Six years ago this week, investment bank Lehman Brothers filed for bankruptcy, observed Attorney General Eric Holder at New York University Law School during a speech Wednesday. This marked “the culmination of a period of deregulation, excessive risk-taking, questionable lending practices, and defective underwriting that heralded the worst financial crisis since the Great Depression,” he said.

In his talk on Corporate Crime and Compliance, Holder credited “measures like the Dodd-Frank Act” as having restored stability to the system as a whole and having rebuilt the kind of “commonsense regulatory environment that was gradually eroded by special interests” over the last few decades.

Yet, “despite the progress we’ve seen and the safeguards we’ve implemented, we are already witnessing a troubling return to some of the very same profit-driven risk-taking that contributed to the 2008 collapse,” Holder said.

As this type of conduct re-emerges on Wall Street, it is important to instill the expectation that there will be tough enforcement of all applicable laws, Holder indicated. “All business enterprises naturally involve a degree of risk-taking,” he said. “That’s both necessary and healthy. But when companies place exceedingly risky bets relying on federally insured capital—and when they reap massive financial benefits regardless of whether those bets pay off—all Americans should be concerned. When those outsize returns rely on false representations to investors or counterparties, it may well entail fraud.” 

The Justice Department, whenever it has resolved cases against financial institutions, typically has reserved the right to continue its investigations against individuals at the firm, for three reasons, according to Holder: It enhances accountability, it promotes fairness, and it has a powerful deterrent effect. “A corporation may enter a guilty plea and still see its stock price rise the next day,” he said. “But an individual who is found guilty of a serious fraud crime is most likely going to prison.”

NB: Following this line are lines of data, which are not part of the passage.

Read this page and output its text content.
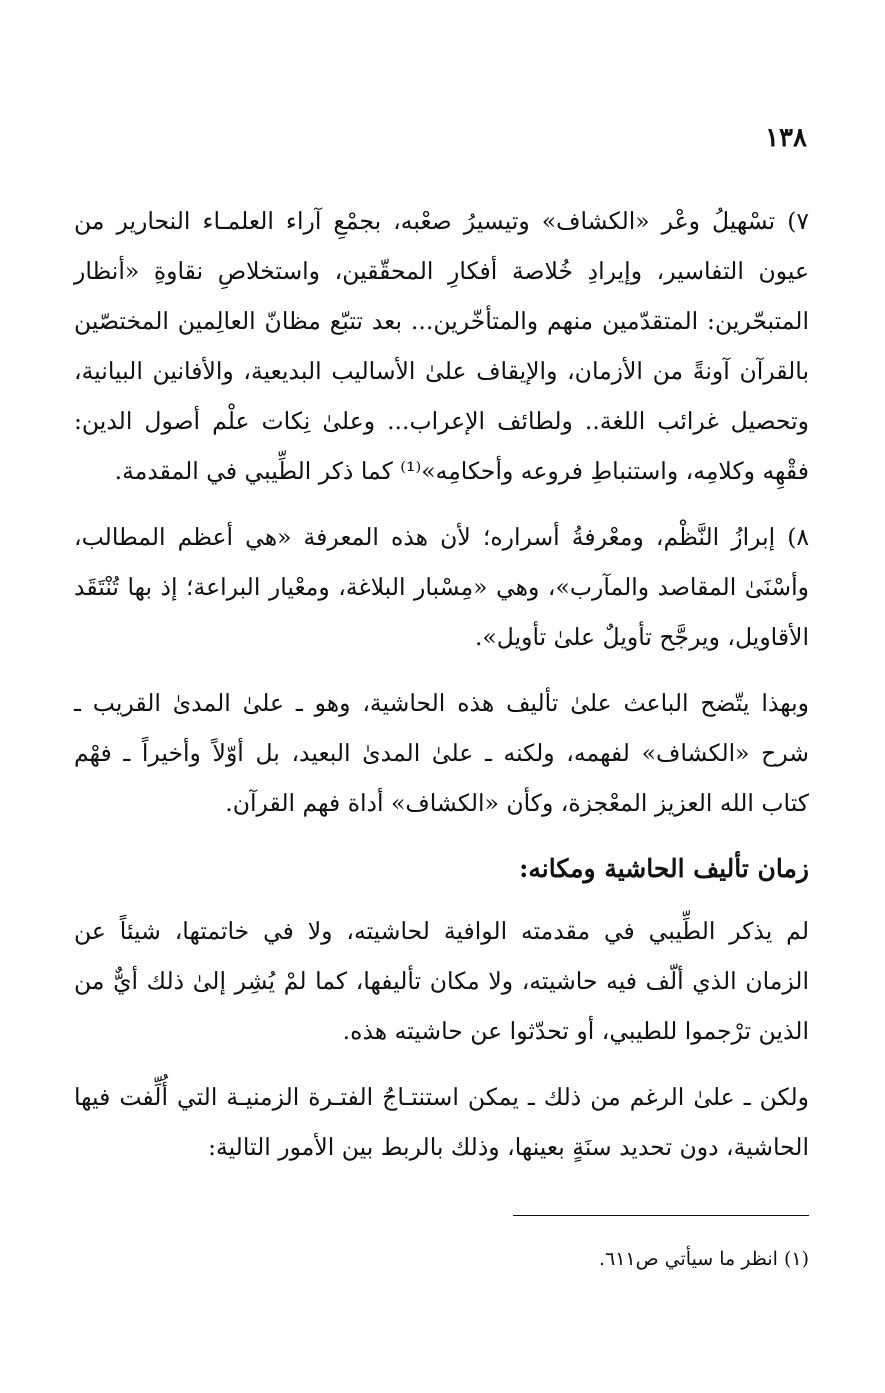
١٣٨

٧) تسْهيلُ وعْر «الكشاف» وتيسيرُ صعْبه، بجمْعِ آراء العلمـاء النحارير من عيون التفاسير، وإيرادِ خُلاصة أفكارِ المحقّقين، واستخلاصِ نقاوةِ «أنظار المتبحّرين: المتقدّمين منهم والمتأخّرين... بعد تتبّع مظانّ العالِمين المختصّين بالقرآن آونةً من الأزمان، والإيقاف علىٰ الأساليب البديعية، والأفانين البيانية، وتحصيل غرائب اللغة.. ولطائف الإعراب... وعلىٰ نِكات علْم أصول الدين: فقْهِه وكلامِه، واستنباطِ فروعه وأحكامِه»⁽¹⁾ كما ذكر الطِّيبي في المقدمة.

٨) إبرازُ النَّظْم، ومعْرفةُ أسراره؛ لأن هذه المعرفة «هي أعظم المطالب، وأسْنَىٰ المقاصد والمآرب»، وهي «مِسْبار البلاغة، ومعْيار البراعة؛ إذ بها تُنْتَقَد الأقاويل، ويرجَّح تأويلٌ علىٰ تأويل».

وبهذا يتّضح الباعث علىٰ تأليف هذه الحاشية، وهو ـ علىٰ المدىٰ القريب ـ شرح «الكشاف» لفهمه، ولكنه ـ علىٰ المدىٰ البعيد، بل أوّلاً وأخيراً ـ فهْم كتاب الله العزيز المعْجزة، وكأن «الكشاف» أداة فهم القرآن.

زمان تأليف الحاشية ومكانه:

لم يذكر الطِّيبي في مقدمته الوافية لحاشيته، ولا في خاتمتها، شيئاً عن الزمان الذي ألّف فيه حاشيته، ولا مكان تأليفها، كما لمْ يُشِر إلىٰ ذلك أيٌّ من الذين ترْجموا للطيبي، أو تحدّثوا عن حاشيته هذه.

ولكن ـ علىٰ الرغم من ذلك ـ يمكن استنتـاجُ الفتـرة الزمنيـة التي أُلِّفت فيها الحاشية، دون تحديد سنَةٍ بعينها، وذلك بالربط بين الأمور التالية:

(١) انظر ما سيأتي ص٦١١.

For a financial fraud case to be successful it is necessary to prove intent to deceive, Holder noted.

“But this evidence is often difficult to come by,” he said. He cited the False Claims Act and its whistleblower amendment under which the Justice Department has recovered more than $22 billion since 2009 from people who have defrauded the government. “But the FRA only applies to fraud on government-funded programs,” he said.

To combat financial fraud, the Justice Department has come to rely on the Financial Institutions Reform, Recovery, and Enforcement Act, or FIRREA. However, the whistleblower provision in FIRREA is capped at just $1.6 million, which Holder said was a “paltry sum in an industry in which, last year, the collective bonus pool rose above $26 billion, and median executive pay was $15 million and rising.” The cap should be modified to False Claim Act levels, to increase its incentives for individual cooperation, he suggested.

The FBI’s white collar fighting ability was somewhat diverted after the attacks of September 11, 2001, Holder suggested. “While we justifiably continue to devote valuable resources to the fight against terrorism, we will also need to support the FBI with resources and personnel that can be brought to bear in our work to investigate financial crimes—and ensure that the Bureau can sustain a real-time, threat-focused mindset in the world of financial fraud.”

Holder said that investigations are open “right now that are focused on the conduct of individuals at specific financial institutions.” While he did not go into specifics, he indicated that “good progress” was being made in these cases, which involve conduct that has undermined the integrity of our markets.” Charges are expected to be made in the coming months.